В этот момент самолет тряхнуло, да еще и с такой силой, что стюардесса, развозившая еду на тележке, упала на пол, не удержавшись, а сосед с кроссвордами аж вцепился в подлокотники кресла.
- Неприятная эта штука, турбулентные потоки... - сказал сосед, криво улыбнувшись, - надо только молить Бога, чтобы это продолжалось не так долго.
Виталия словно ожгло кипятком: он вспомнил, что термин этот - "турбулентные потоки" - фигурировал в материалах дела о гибели воздушного лайнера, в котором летели его родители. Речь шла о том, что самолет попал в такую "вихревую воронку", что не смог справиться с управлением и рухнул, штопором войдя в бушующий океан. Не спасся никто.
"Я даже не знаю, где именно они погибли, даже координат точных нет, - Виталий старался не обращать внимания на "болтанку", - будто и не было их вовсе, будто и не существовали они никогда, мои папа и мама. Словно судьба, глумясь, зачеркнула лист их жизни крест-накрест..."
- Зачеркните еще пару номеров на всякий случай - и вам повезет... - рекламный голос киоскера вывел Виталий из задумчивости, и он обнаружил себя на Невском проспекте заполняющим очередные лотерейные бланки; он ощутил себя Германом, вымаливающим у саблезубой графини тайну трех карт.

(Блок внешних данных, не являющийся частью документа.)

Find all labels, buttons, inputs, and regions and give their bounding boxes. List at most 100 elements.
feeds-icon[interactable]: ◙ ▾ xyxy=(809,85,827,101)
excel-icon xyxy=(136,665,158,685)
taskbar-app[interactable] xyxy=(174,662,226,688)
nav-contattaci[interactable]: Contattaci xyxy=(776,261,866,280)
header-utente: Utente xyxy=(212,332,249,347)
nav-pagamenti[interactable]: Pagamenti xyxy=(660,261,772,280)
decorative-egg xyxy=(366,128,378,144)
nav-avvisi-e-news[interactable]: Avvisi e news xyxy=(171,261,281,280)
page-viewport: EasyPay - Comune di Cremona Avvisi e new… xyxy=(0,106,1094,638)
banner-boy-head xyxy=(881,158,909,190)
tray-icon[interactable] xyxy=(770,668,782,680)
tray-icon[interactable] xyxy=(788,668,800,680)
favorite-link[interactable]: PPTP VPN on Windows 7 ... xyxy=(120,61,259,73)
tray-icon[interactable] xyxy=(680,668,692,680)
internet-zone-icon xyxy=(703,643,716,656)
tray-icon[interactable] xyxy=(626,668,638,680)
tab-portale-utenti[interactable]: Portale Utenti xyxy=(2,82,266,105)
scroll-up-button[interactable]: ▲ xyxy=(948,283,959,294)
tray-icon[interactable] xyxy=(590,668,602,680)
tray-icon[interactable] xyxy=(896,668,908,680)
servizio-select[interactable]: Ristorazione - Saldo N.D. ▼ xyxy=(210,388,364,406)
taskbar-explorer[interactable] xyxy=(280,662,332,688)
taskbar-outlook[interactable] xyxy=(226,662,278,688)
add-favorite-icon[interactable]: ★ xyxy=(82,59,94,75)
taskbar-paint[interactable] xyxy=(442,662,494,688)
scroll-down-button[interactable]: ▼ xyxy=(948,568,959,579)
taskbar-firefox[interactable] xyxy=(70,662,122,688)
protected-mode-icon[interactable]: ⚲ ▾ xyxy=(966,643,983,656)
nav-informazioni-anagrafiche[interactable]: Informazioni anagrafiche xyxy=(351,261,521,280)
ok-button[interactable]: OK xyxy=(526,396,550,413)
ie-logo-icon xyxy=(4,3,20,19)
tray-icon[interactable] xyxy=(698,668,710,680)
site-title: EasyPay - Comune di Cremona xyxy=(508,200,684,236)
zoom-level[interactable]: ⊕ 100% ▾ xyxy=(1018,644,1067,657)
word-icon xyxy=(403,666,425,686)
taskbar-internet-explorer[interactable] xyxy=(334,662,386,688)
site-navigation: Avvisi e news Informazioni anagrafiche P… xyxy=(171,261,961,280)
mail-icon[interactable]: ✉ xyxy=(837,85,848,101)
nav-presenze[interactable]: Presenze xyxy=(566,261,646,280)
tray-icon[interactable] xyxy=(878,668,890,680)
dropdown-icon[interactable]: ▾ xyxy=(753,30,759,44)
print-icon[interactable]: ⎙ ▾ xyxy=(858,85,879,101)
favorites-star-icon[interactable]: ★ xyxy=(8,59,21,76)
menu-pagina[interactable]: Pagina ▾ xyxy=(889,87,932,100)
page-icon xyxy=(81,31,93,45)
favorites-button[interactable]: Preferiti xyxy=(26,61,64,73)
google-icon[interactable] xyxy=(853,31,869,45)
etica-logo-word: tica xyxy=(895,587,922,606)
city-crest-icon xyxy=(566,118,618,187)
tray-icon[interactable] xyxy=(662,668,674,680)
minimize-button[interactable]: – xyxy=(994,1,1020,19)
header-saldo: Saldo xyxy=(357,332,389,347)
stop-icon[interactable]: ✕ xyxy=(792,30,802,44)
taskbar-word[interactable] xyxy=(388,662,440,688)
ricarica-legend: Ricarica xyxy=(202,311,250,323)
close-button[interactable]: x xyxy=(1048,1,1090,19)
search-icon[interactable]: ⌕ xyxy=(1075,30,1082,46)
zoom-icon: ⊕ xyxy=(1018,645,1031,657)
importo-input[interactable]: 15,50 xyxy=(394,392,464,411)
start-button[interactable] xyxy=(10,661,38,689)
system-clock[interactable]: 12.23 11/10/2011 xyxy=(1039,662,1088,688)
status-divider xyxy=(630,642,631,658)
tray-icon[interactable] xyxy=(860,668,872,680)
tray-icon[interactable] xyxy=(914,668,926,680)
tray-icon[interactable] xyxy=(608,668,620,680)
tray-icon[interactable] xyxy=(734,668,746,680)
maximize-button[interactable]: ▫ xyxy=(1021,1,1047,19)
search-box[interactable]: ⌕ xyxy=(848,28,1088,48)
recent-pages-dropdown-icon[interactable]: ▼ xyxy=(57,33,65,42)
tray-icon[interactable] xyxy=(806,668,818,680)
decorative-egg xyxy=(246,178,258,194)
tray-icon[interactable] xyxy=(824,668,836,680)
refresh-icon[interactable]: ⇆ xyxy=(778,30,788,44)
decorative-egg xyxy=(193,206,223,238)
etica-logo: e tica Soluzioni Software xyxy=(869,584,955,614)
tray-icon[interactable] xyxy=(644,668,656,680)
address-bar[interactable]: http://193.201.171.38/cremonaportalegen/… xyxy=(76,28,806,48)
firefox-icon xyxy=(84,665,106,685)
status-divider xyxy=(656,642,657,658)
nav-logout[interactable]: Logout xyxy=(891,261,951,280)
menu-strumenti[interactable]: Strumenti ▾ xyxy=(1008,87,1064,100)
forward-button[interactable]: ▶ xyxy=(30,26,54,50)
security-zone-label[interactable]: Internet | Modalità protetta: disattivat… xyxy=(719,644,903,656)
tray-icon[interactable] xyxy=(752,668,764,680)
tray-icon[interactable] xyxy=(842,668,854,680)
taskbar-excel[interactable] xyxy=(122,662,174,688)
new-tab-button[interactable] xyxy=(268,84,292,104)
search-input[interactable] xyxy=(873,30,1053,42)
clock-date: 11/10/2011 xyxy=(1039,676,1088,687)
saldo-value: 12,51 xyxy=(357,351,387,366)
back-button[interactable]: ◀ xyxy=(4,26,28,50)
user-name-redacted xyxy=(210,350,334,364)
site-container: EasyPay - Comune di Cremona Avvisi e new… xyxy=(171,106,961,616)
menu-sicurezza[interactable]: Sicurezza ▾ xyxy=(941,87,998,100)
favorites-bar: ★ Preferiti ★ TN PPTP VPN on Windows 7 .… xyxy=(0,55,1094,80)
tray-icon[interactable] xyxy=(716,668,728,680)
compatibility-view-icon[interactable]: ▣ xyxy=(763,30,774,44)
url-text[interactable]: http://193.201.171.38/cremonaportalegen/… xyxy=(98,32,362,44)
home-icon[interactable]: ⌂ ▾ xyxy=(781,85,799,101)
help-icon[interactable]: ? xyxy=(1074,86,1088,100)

"Тройка, семерка, туз" - произнесла графиня, но это был сон, и Герман проснулся, и Пушкин чего-то не дописал в "Пиковой даме"; в пику всем лишь обозначил подступ к тайне, но и подступ оказался ступенчатым, ступени вели в никуда, там не было перил - парила мгла, непознаваемая, как сама жизнь.
Ему вдруг стало смешно: в его-то возрасте верить в лотерейную сказку? В государственную аферу, разыгрываемую еженедельно на глазах у изумленных и страстно желающих быть обманутыми сограждан? Остап Бендер знал четыреста способов честного отъема денег у государства, но государство одурачило Остапа, изобретя самый эффективный и надежный способ честного отъема денег у граждан; государство так отымело граждан, что они, уже не глядя, подмахивали лотерейные листочки с заветными номерами, повизгивая от удовольствия.
Кто-то хоть раз видел человека, действительно получившего крупный выигрыш? Обозначенные мелкими профессиями, чтобы вызвать жалость и восхищение одновременно, якобы везунчики сходят со страниц газет и пропадают бесплотными тенями.